Ps. co myślicie o mojej recenzjo - charakterystyce? Mogą być takie wpisy tego typu?

5 komentarzy:

  1. Bardzo lubię postać Lokiego ^^ Cenię go, bawi mnie i może w pierwszej części za nim nie przepadałam, ale po "Mrocznym świecie" go pokochałam. Co prawda na pierwszym miejscu dalej pozostaje Iron Man, ale jak tak przeanalizuję moją listę ulubionych postaci, to Loki byłby na czwartym miejscu (jednak inne osoby, które uwielbiam go przebijają).

    OdpowiedzUsuń
    Odpowiedzi
    1. Hah, no nie da się go nie lubić nawet pomimo tego, że jest złoczyńcą!^^.
      Zgadza się, też moja skala ''lubialności'' Lokiego wzrosła po obejrzeniu 2 części!
      A jaka jest twoja lista superherosów?:>, bardzo mnie to ciekawi...:). Dlatego też, że robię wnet prezentację o herosach w kulturze masowej, stąd też moje pytanie:).
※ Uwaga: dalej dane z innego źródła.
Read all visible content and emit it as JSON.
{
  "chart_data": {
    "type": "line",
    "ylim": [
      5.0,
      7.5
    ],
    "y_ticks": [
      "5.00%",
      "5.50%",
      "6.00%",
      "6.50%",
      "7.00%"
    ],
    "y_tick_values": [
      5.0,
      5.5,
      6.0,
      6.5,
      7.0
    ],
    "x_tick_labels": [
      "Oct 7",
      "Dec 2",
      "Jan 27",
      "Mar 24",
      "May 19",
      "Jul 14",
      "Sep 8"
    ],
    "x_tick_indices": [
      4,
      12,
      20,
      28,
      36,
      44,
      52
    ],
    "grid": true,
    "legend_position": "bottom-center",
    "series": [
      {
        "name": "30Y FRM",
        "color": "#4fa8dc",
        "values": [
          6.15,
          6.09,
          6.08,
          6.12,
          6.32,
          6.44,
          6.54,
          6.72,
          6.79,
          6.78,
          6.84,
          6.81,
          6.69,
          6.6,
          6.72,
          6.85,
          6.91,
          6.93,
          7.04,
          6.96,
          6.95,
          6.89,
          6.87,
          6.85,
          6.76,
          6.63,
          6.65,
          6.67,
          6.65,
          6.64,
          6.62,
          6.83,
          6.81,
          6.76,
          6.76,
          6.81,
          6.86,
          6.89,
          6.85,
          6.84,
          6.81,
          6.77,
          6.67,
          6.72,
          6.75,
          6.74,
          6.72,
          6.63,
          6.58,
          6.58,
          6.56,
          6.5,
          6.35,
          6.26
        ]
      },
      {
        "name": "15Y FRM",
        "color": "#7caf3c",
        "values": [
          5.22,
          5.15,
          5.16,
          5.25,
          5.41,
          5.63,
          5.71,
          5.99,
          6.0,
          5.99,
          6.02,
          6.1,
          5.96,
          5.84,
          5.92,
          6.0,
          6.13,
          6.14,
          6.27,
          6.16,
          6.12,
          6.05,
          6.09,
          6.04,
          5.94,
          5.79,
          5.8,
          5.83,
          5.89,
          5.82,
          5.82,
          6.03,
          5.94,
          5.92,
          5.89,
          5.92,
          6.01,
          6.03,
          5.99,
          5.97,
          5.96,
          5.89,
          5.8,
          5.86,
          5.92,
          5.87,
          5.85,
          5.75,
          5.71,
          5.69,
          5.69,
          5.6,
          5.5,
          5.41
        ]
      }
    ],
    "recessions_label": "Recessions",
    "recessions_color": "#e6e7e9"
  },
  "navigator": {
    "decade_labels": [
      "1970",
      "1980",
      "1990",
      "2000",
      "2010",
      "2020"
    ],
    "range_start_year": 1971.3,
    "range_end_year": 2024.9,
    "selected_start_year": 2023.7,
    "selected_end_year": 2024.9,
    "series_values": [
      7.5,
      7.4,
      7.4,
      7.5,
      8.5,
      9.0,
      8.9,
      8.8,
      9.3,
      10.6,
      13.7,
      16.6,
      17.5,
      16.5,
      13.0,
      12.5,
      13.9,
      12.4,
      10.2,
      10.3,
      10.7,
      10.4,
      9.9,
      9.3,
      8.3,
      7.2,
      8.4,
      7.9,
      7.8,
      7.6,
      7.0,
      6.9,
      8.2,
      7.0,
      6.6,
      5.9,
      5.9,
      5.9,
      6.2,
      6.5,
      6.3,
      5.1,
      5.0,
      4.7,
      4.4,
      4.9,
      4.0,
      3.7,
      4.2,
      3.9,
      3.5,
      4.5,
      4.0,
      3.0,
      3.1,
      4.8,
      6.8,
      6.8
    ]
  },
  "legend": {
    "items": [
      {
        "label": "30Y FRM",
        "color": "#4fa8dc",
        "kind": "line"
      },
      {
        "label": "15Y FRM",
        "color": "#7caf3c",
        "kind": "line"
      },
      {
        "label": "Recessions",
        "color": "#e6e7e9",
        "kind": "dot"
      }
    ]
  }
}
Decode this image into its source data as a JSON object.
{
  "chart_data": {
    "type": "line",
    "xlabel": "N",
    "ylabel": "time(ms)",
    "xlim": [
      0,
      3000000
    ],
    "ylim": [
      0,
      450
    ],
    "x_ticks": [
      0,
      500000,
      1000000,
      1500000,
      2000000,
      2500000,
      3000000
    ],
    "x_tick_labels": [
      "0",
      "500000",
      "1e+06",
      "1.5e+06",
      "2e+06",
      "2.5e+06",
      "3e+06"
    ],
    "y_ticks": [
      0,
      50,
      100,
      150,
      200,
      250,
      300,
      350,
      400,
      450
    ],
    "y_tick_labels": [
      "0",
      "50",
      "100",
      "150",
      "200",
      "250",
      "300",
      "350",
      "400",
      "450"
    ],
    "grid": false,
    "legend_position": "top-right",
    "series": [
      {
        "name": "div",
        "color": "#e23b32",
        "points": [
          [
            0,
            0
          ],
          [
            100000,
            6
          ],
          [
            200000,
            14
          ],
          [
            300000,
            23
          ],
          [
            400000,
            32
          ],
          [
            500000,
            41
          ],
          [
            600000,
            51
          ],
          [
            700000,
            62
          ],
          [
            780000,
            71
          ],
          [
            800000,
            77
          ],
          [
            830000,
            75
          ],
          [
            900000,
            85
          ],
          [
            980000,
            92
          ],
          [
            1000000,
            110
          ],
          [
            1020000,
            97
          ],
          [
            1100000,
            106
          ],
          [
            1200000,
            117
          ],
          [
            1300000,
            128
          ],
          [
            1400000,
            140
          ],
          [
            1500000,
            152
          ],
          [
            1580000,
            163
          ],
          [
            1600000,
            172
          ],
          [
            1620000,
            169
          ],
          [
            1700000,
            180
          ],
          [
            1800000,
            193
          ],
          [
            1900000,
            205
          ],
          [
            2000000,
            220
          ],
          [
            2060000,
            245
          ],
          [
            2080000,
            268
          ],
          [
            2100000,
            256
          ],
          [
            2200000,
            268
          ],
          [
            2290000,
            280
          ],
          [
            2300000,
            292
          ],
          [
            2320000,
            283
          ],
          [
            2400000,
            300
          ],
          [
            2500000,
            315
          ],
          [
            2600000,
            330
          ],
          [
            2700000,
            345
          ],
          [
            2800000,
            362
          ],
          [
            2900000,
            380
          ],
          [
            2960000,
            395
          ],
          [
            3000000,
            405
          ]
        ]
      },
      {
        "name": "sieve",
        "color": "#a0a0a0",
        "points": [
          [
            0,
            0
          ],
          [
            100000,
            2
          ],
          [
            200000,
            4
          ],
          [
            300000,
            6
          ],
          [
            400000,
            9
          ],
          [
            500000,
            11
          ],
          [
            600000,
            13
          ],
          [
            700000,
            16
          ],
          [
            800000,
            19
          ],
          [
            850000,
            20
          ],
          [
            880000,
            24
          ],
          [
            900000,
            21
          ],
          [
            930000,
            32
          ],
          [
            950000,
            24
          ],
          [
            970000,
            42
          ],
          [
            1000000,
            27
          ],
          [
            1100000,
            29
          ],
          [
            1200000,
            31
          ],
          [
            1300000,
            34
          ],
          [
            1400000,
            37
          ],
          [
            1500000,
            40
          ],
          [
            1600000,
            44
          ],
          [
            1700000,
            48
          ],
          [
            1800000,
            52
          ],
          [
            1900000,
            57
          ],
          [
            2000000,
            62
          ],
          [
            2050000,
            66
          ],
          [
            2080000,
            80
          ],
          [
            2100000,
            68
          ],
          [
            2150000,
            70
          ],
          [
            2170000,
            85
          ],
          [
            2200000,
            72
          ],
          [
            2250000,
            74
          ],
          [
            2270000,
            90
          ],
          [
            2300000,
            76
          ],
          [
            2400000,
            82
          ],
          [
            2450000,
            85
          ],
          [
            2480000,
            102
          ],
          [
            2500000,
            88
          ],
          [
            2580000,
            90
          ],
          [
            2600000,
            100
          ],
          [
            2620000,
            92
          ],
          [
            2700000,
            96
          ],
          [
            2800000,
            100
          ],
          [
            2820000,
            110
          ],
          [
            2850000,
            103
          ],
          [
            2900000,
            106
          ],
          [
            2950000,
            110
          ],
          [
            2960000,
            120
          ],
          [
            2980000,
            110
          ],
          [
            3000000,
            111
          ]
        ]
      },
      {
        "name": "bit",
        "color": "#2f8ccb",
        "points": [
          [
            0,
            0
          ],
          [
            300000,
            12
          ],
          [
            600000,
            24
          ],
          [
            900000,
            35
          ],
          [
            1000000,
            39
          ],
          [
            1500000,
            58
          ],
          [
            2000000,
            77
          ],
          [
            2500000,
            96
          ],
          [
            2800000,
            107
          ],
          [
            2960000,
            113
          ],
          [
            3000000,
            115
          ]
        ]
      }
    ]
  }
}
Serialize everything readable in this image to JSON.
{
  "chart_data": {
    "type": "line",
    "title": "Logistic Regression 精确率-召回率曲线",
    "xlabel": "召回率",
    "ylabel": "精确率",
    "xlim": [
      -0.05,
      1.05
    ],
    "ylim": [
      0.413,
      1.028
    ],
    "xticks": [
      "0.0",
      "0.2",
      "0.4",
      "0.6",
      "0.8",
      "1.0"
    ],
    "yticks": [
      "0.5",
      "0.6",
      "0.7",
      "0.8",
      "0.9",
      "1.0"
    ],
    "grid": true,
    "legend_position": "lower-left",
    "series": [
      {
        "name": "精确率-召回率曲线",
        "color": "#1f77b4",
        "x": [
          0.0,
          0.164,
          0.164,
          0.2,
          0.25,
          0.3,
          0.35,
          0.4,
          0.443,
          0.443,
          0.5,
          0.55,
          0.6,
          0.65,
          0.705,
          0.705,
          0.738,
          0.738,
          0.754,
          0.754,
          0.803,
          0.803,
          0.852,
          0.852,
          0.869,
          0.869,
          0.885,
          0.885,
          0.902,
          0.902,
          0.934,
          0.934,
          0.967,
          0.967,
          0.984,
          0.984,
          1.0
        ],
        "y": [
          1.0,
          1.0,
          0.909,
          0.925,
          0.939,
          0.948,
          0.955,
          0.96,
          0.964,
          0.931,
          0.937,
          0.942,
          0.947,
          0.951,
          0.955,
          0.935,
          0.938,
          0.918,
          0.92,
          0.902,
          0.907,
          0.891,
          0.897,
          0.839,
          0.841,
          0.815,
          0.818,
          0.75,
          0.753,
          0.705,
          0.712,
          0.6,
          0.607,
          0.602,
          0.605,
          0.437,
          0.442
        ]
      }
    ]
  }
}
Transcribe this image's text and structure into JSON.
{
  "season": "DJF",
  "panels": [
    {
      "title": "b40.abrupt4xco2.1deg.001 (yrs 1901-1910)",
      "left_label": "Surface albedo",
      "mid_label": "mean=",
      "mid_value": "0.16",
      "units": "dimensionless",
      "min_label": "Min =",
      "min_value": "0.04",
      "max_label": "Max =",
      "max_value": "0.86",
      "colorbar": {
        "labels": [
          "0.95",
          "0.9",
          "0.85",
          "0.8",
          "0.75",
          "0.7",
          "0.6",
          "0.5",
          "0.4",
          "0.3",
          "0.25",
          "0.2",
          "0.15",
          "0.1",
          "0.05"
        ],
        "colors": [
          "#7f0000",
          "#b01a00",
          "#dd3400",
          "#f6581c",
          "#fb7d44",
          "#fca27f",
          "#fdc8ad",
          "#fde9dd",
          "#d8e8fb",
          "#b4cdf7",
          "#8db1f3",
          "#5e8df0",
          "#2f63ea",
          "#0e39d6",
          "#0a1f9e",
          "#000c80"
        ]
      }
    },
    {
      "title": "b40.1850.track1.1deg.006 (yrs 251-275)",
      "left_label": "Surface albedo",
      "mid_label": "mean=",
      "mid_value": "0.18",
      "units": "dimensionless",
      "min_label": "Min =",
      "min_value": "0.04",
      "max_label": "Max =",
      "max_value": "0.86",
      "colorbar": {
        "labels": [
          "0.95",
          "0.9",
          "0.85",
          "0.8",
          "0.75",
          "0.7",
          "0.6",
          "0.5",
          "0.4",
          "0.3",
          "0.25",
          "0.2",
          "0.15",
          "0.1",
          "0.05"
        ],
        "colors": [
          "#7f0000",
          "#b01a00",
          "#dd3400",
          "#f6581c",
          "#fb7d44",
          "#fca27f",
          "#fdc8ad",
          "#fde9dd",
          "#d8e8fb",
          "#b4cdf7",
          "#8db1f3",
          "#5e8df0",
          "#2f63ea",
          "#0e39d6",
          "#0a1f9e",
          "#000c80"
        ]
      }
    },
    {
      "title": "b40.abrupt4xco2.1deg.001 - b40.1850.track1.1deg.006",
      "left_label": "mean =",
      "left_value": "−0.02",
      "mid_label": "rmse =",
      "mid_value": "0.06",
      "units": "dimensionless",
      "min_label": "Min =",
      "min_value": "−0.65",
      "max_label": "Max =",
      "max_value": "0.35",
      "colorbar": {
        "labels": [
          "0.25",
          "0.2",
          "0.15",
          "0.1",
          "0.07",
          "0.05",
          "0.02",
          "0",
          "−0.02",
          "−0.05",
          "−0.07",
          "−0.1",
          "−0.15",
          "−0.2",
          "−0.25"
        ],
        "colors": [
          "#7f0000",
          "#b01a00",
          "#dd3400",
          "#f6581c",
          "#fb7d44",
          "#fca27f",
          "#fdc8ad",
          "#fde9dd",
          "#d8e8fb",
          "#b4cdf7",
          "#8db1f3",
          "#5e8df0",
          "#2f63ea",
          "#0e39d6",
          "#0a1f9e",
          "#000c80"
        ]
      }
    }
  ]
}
Może wpadnę na jakiś pomysł...:>

      Usuń
    2. Moja lista to:
      1. Iron man
      2. Gambit
      3. Wolverine
      4. Loki

      Usuń
  2. Jestem pełna podziwu wobec zainteresowania tym gatunkiem filmu, przeglądnęłam te krótkie filmiki, co niecoś z nich wyłapałam, ale to jednak nie dla mnie, zdecydowanie, w każdym razie cieszę się, że nie oglądasz tych filmów na próżno, że pozostawiasz po nich refleksję i analizujesz postacie, ich motywy działań oraz zachowanie.
    Hm, wydaje mi się, że te okrucieństwa, zemsta, wykorzystywanie i naśmiewanie się z ludzi wynika z jego kompleksu, tego, że był oszukiwany przez lata odnośnie swojej tożsamości. Swoją zmianą zachowania, na negatywną właściwie można powiedziec, że chciał zatuszować w sobie owe kompleksy, jak gdyby chciał wymazać przeszłość oraz odsunąć na bok tych, którzy byli dla niego najbliżsi, ale go skrzywdzili. Taka dychotomia rzec można...

    OdpowiedzUsuń
    Odpowiedzi
    1. Heh, sama się sobie dziwię, że znacznie bardziej pasjonuje mnie taki gatunek filmowy, a nie chociażby romans czy jaka komedia!^^. Przecież cię rozumiem, są gusta i guściki:), ale o czymś w końcu muszę pisać na tym blogu!:). A no, zawsze po filmach, jakiegokolwiek formatu czy gatunku, mam swoją opinię i refleksję:).
      Hmmm...cóż, nie wydaje mi się, żeby Loki miał jakieś kompleksy. Wręcz przeciwnie - pławi się w swoim geniuszu, szczególnie w dwóch ostatnich częściach. Zdając sobie sprawę z własnego pochodzenia nie miał już żadnych hamulców...mimo wszystko, to też jest twoja interpretacja i miło mi, że też cię ujęła ta postać:).